No other author possesses the firm elegant grasp of the violent ideas that rocked the time of Thomas Hobbes (author of Leviathan), a political tome giving foundation to Fascist and Totalitarian ideology within the 20th century; than Perez Zagorin.
Perez Zagorin (1920-2009) was the Joseph C. Wilson Professor of History Emeritus at the University of Rochester and a fellow of the Shannon Center for Advanced Studies at the University of Virginia. He was the author of many articles and a number of books, including “How the Idea of Religious Toleration Came to the West” and “Francis Bacon” (both Princeton). He had a distinguished career at the University of Rochester after leaving the United States during the Macarthy era for the peace that is Canada. Throughout his tenure he sought to quarry the desire that men, cultures or civilizations have in abandoning their freedom and liberty for authoritarian regimes. No other writer in the west has the authority that Zagorin possesses on Thomas Hobbes and Levithan.
Both Aristotle and Hobbes witnessed irrevocable civilizational decline. Hobbes vehemently disagreed with the Aristotelian notion that the polity is naturally social. Hobbes rejected all natural hierarchies in a similar fashion to modernities relativist embrace of realpolitik. Instead, Hobbes portrayed men as equal rivals in a state of Darwinian nature characterized as ‘war of all against all.’ In such a vein, Hobbes’ only informed rival is Machiavelli.
In Zagorin, we finally glimpse how James Madison and Monroe quarried the life and writings of Hobbes. Thomas sought to build politics from the ground up. Self-interested individuals, craving protection for their lives, contracted to create sovereign states. The price was unfettered power and unqualified obedience.

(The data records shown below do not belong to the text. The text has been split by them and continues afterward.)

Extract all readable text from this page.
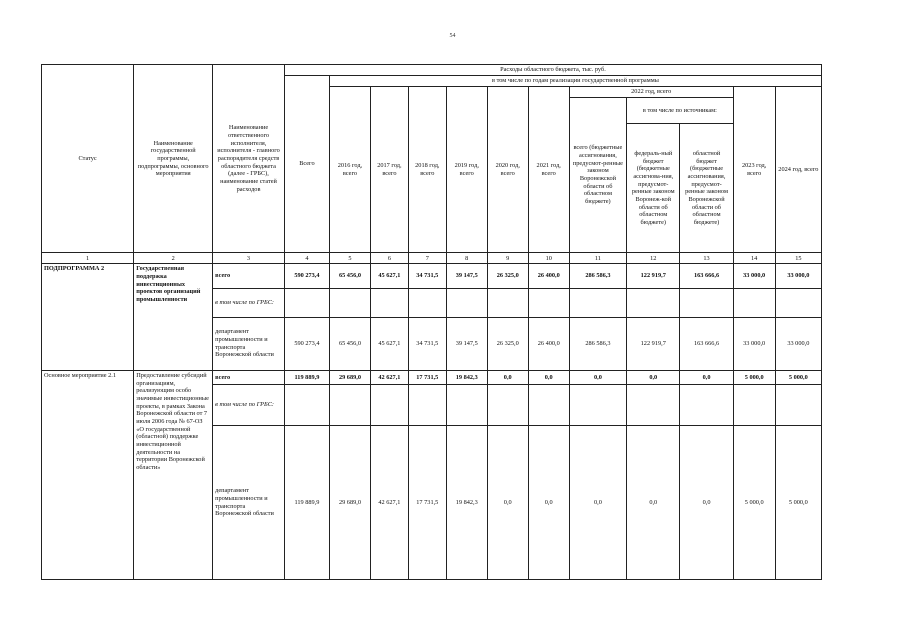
54
Статус	Наименование государственной программы, подпрограммы, основного мероприятия	Наименование ответственного исполнителя, исполнителя - главного распорядителя средств областного бюджета (далее - ГРБС), наименование статей расходов	Расходы областного бюджета, тыс. руб.											
			Всего	в том числе по годам реализации государственной программы										
				2016 год, всего	2017 год, всего	2018 год, всего	2019 год, всего	2020 год, всего	2021 год, всего	2022 год, всего			2023 год, всего	2024 год, всего
										всего (бюджетные ассигнования, предусмот-ренные законом Воронежской области об областном бюджете)	в том числе по источникам:			
											федераль-ный бюджет (бюджетные ассигнова-ния, предусмот-ренные законом Воронеж-кой области об областном бюджете)	областной бюджет (бюджетные ассигнования, предусмот-ренные законом Воронежской области об областном бюджете)		
1	2	3	4	5	6	7	8	9	10	11	12	13	14	15
ПОДПРОГРАММА 2	Государственная поддержка инвестиционных проектов организаций промышленности	всего	590 273,4	65 456,0	45 627,1	34 731,5	39 147,5	26 325,0	26 400,0	286 586,3	122 919,7	163 666,6	33 000,0	33 000,0
		в том числе по ГРБС:												
		департамент промышленности и транспорта Воронежской области	590 273,4	65 456,0	45 627,1	34 731,5	39 147,5	26 325,0	26 400,0	286 586,3	122 919,7	163 666,6	33 000,0	33 000,0
Основное мероприятие 2.1	Предоставление субсидий организациям, реализующим особо значимые инвестиционные проекты, в рамках Закона Воронежской области от 7 июля 2006 года № 67-ОЗ «О государственной (областной) поддержке инвестиционной деятельности на территории Воронежской области»	всего	119 889,9	29 689,0	42 627,1	17 731,5	19 842,3	0,0	0,0	0,0	0,0	0,0	5 000,0	5 000,0
		в том числе по ГРБС:												
		департамент промышленности и транспорта Воронежской области	119 889,9	29 689,0	42 627,1	17 731,5	19 842,3	0,0	0,0	0,0	0,0	0,0	5 000,0	5 000,0
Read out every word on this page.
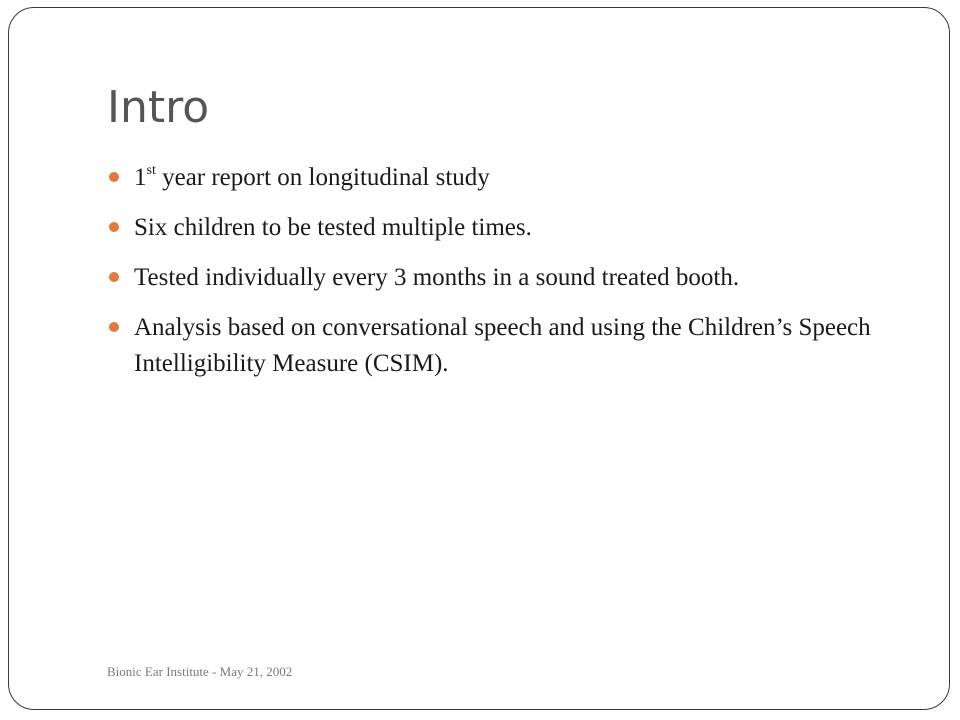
Intro
1st year report on longitudinal study
Six children to be tested multiple times.
Tested individually every 3 months in a sound treated booth.
Analysis based on conversational speech and using the Children’s Speech Intelligibility Measure (CSIM).
Bionic Ear Institute - May 21, 2002
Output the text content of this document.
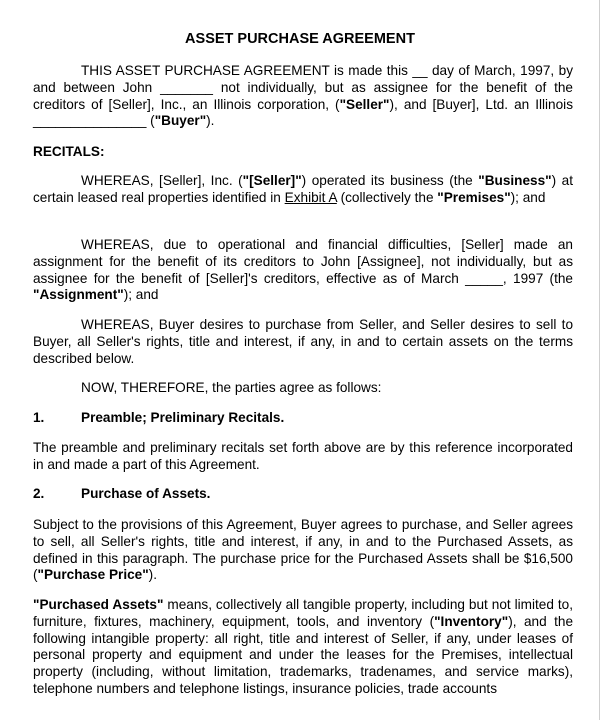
ASSET PURCHASE AGREEMENT

THIS ASSET PURCHASE AGREEMENT is made this __ day of March, 1997, by and between John _______ not individually, but as assignee for the benefit of the creditors of [Seller], Inc., an Illinois corporation, ("Seller"), and [Buyer], Ltd. an Illinois _______________ ("Buyer").

RECITALS:

WHEREAS, [Seller], Inc. ("[Seller]") operated its business (the "Business") at certain leased real properties identified in Exhibit A (collectively the "Premises"); and

WHEREAS, due to operational and financial difficulties, [Seller] made an assignment for the benefit of its creditors to John [Assignee], not individually, but as assignee for the benefit of [Seller]'s creditors, effective as of March _____, 1997 (the "Assignment"); and

WHEREAS, Buyer desires to purchase from Seller, and Seller desires to sell to Buyer, all Seller's rights, title and interest, if any, in and to certain assets on the terms described below.

NOW, THEREFORE, the parties agree as follows:

1.	Preamble; Preliminary Recitals.

The preamble and preliminary recitals set forth above are by this reference incorporated in and made a part of this Agreement.

2.	Purchase of Assets.

Subject to the provisions of this Agreement, Buyer agrees to purchase, and Seller agrees to sell, all Seller's rights, title and interest, if any, in and to the Purchased Assets, as defined in this paragraph. The purchase price for the Purchased Assets shall be $16,500 ("Purchase Price").

"Purchased Assets" means, collectively all tangible property, including but not limited to, furniture, fixtures, machinery, equipment, tools, and inventory ("Inventory"), and the following intangible property: all right, title and interest of Seller, if any, under leases of personal property and equipment and under the leases for the Premises, intellectual property (including, without limitation, trademarks, tradenames, and service marks), telephone numbers and telephone listings, insurance policies, trade accounts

Such sovereignty found no home in the American Revolutions theoretical embrace of natural philosophy as liberty. Hobbes would secure for his ideals a permanent home throughout Europe, Central and South America and Russia save perhaps where Marx or Engels ran aground. Still, this only reinforces the anthropology that became American Exceptionalism! Madison, Monroe, Hamilton, Jefferson and Washington all lived inside the Leviathan only to construct an enduring regime to defeat tyranny. In such company Hobbes was constrained and promoted!
We glimpse our Exceptional Fathers when we witness in the Leviathan a Hobbesian understanding of sovereignty where rights could neither demand the return of their surrender nor expect a share in the exercise of power. In acknowledging equality, rights, and individual interest, all must be sacrificed to the altar of political order. Hobbes firmly believed that men lived in either anarchic hell or equal misery unified by a single absolute will. Such a forced stasis is witnessed throughout the writings of Thucydides and Herodotus. The challenge was formulating a third way.
Enter the American Revolution!
Their are plenty of authors who are critical of Leviathan, such as John Locke and James Madison. No one could anticipate the horrors that mechanized life would avail such political tyranny in Fascism or Totalitarianism. Hobbes has his detractors in George Orwell, Huxley or Solzhenitsyn.
Reading about Hobbes’ snide regard for irreligion, he tendency to portray humans as appetitive beasts has currency today with Ann Marlowe in Afghanistan. But his staunch suspiciousness of democracy as endless faction, his anticlericalism and ferocious contempt for democratic deliberation, all question his capacity to appreciate the ‘turn’ that would come after him in the Glorious Revolution and its endearing political consequences for a limited Crown and strengthened Parliament. Without the political triumphs that govern most of the British Isles after Hobbes, its very difficult to find him beneficiary or contemporary without embracing a Robert Mugabe, Pol Pot, Stalin, Chavez, Castro and legions of other absolutist who vainly house themselves within a regime built and honored by Hobbes.